A hero can be found in all walks of life. A teenage lifeguard who notices a competitor struggling and makes the split-second decision to jump in, the young child who helps an Alzheimer’s patient get help and find his way home, a soldier who once served honorably or who is still serving, or a teacher who makes a difference in the lives of many today and in the future.


In time for the July 4th holiday, we are honoring our local heroes. Our active-duty soldiers, our veterans or any others who you can think of. Please tell us your stories in the coming weeks for our special Local Heroes section.

For me, I have many in my life who I call heroes. Heroes are about courage, they are about selflessness and they are about making a difference. More recently, I realized that my own brother is a hero. While he would likely disagree, shake his head for me writing these words or just pass it off as nothing – to me, he is and always will be an honorable guy.

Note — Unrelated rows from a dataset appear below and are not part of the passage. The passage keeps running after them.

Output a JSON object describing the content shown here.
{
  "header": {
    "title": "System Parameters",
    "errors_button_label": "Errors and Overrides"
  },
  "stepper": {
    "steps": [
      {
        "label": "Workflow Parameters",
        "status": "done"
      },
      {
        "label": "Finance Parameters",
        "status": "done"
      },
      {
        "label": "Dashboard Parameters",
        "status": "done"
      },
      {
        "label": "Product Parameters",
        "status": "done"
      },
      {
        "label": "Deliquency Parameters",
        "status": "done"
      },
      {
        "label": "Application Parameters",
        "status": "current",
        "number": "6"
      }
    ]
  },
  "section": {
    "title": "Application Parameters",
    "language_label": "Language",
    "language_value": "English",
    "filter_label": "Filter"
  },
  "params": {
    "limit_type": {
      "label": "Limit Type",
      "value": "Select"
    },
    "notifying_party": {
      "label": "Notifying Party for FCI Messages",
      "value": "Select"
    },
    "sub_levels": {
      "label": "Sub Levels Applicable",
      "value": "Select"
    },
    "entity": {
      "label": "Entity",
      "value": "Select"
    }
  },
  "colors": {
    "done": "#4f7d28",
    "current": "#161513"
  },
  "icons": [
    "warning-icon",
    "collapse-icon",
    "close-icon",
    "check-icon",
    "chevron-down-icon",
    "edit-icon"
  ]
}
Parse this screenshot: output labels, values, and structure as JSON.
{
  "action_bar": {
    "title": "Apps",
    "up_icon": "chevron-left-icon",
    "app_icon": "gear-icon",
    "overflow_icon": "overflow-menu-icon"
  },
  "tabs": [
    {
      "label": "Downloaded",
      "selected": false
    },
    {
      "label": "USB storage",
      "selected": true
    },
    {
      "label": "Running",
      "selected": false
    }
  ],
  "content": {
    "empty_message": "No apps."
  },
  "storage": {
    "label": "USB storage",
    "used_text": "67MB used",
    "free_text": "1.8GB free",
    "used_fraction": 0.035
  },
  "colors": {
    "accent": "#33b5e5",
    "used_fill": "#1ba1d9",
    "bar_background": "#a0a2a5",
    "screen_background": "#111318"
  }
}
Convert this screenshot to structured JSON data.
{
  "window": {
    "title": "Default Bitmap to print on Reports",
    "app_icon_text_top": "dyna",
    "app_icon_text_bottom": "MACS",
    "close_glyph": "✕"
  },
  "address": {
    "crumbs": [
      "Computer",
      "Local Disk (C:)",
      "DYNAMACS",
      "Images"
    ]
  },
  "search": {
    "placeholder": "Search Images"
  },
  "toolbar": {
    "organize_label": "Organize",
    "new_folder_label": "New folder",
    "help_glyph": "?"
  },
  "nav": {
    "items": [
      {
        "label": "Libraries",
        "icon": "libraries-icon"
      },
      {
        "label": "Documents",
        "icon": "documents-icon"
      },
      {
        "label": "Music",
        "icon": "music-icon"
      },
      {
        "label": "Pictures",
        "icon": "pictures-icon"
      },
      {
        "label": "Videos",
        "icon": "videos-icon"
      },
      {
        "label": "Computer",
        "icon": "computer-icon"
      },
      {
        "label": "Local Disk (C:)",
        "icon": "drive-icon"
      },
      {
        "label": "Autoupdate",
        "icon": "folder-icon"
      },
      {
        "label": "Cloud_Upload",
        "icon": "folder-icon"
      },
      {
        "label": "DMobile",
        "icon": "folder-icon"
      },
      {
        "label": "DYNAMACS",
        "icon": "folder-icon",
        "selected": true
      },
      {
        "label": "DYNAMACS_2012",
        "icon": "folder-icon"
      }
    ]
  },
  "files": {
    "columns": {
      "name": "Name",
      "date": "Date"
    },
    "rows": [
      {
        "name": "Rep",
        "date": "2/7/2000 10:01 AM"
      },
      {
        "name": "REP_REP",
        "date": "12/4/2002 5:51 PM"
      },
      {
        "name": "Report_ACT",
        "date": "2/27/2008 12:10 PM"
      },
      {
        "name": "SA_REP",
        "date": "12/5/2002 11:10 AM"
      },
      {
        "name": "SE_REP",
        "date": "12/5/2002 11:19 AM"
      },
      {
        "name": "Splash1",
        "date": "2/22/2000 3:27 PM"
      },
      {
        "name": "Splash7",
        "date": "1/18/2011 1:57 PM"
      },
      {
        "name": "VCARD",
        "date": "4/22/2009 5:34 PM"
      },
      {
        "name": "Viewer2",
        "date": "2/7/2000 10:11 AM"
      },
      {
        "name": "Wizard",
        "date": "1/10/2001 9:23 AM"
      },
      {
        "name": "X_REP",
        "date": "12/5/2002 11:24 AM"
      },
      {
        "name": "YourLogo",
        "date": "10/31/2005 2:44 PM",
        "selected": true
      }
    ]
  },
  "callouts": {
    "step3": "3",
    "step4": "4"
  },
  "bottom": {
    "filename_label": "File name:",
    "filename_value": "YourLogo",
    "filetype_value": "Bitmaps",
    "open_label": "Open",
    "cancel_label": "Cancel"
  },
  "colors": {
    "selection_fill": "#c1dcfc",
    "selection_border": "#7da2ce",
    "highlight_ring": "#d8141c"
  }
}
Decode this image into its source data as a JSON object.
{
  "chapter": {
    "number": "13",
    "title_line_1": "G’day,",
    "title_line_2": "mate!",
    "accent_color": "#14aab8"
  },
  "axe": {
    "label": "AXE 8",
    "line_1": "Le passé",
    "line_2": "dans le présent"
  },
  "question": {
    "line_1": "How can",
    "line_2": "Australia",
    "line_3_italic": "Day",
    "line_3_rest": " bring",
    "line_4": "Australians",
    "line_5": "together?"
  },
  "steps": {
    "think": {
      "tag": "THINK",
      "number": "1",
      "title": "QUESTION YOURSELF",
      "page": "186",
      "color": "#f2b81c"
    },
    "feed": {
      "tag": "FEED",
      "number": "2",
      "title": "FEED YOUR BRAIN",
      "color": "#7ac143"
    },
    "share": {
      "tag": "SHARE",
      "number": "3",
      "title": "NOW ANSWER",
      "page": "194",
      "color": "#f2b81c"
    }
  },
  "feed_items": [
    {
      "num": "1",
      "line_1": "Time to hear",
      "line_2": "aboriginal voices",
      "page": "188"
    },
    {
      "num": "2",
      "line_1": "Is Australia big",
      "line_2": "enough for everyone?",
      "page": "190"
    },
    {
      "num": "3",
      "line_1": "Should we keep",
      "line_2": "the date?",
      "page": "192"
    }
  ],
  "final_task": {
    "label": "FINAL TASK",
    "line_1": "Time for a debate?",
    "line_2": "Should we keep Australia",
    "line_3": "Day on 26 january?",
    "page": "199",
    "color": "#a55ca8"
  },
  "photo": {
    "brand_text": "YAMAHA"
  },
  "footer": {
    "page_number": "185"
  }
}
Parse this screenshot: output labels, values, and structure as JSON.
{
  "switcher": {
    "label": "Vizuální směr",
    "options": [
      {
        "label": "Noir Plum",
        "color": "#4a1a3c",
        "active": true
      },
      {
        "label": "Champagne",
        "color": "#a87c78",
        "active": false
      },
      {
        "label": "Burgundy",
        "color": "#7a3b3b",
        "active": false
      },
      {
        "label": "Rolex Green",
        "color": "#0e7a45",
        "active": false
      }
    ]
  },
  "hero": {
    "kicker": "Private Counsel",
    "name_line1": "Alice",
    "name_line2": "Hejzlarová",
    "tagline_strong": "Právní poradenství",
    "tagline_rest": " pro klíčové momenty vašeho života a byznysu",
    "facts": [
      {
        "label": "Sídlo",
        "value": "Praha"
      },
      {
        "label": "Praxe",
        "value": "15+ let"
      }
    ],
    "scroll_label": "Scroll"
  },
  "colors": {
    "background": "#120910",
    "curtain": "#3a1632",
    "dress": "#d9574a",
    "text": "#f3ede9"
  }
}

My brother served honorably in the Air Force, then, he served for a few years with the Arizona Department of Public Safety, and finally, he changed careers again and went into teaching. Just the number of times he’s changed careers alone is interesting, but the fact that its always in an area that gives him the opportunity to make a difference has always impressed me.

Now, my brother is taking his teaching adventures into a whole new world. He will be spending the next year in the far reaches of Alaska, teaching a class that could possibly be as small as 10 students, and learning the ways of a culture none of us can even imagine.

He will be leaving behind a car, as the community he is about to be in doesn’t have cars. Instead, he will be driving a snowmobile all winter.

He won’t be able to drive to the nearby McDonald’s for a quick bite to eat after work. In fact, he will have to hunt for his own food once he arrives there very soon. He is planning to hunt for moose, which is expected to help feed him through the winter.

There is a need for teachers in Alaska. After all, not many are willing to sacrifice so much that we take for granted in our everyday lives for the chance to teach 10 children in a small village.

When he talks about his upcoming adventure, he speaks with a passion and a certain level of excitement. When asked what on Earth he was thinking in doing this, he said, “You only live once.”

His ability to try new careers, do what it takes to try something different and make a difference in others’ lives while doing it, makes him one of those heroes who may not get a lot of attention, but is what we appreciate.

A veteran, a former member of law enforcement and now a teacher – my brother definitely fits the criteria as hero. And, his humility as I am sure he’s going to read this while shaking his head and disagreeing, makes it even more fitting.

Good luck in your newest endeavors big brother.

This is my story of a hero, now we ask the public to tell us yours. Submit your stories to thelma@tucsonlocalmedia.com, or to Chris Flora at chris@tucsonlocalmedia.com.

(1) comment

John Flanagan

I suppose it may seem petty to some, but the definition of a "hero" has changed over the past few years. Now we use the term for people with admirable traits, caring and kind individuals, people who are self sacrificing, wonderful role models and mentors, but......I like the term to be applied to mainly those individuals who show extreme courage in situations of danger, whether men or women or children. Those who give their lives to save others in a burning building, risk their lives in the face of hostile enemies, and sacrifice everything so others may live. There are many good people in this world, and worthy of our respect.....but only a few are true heroes.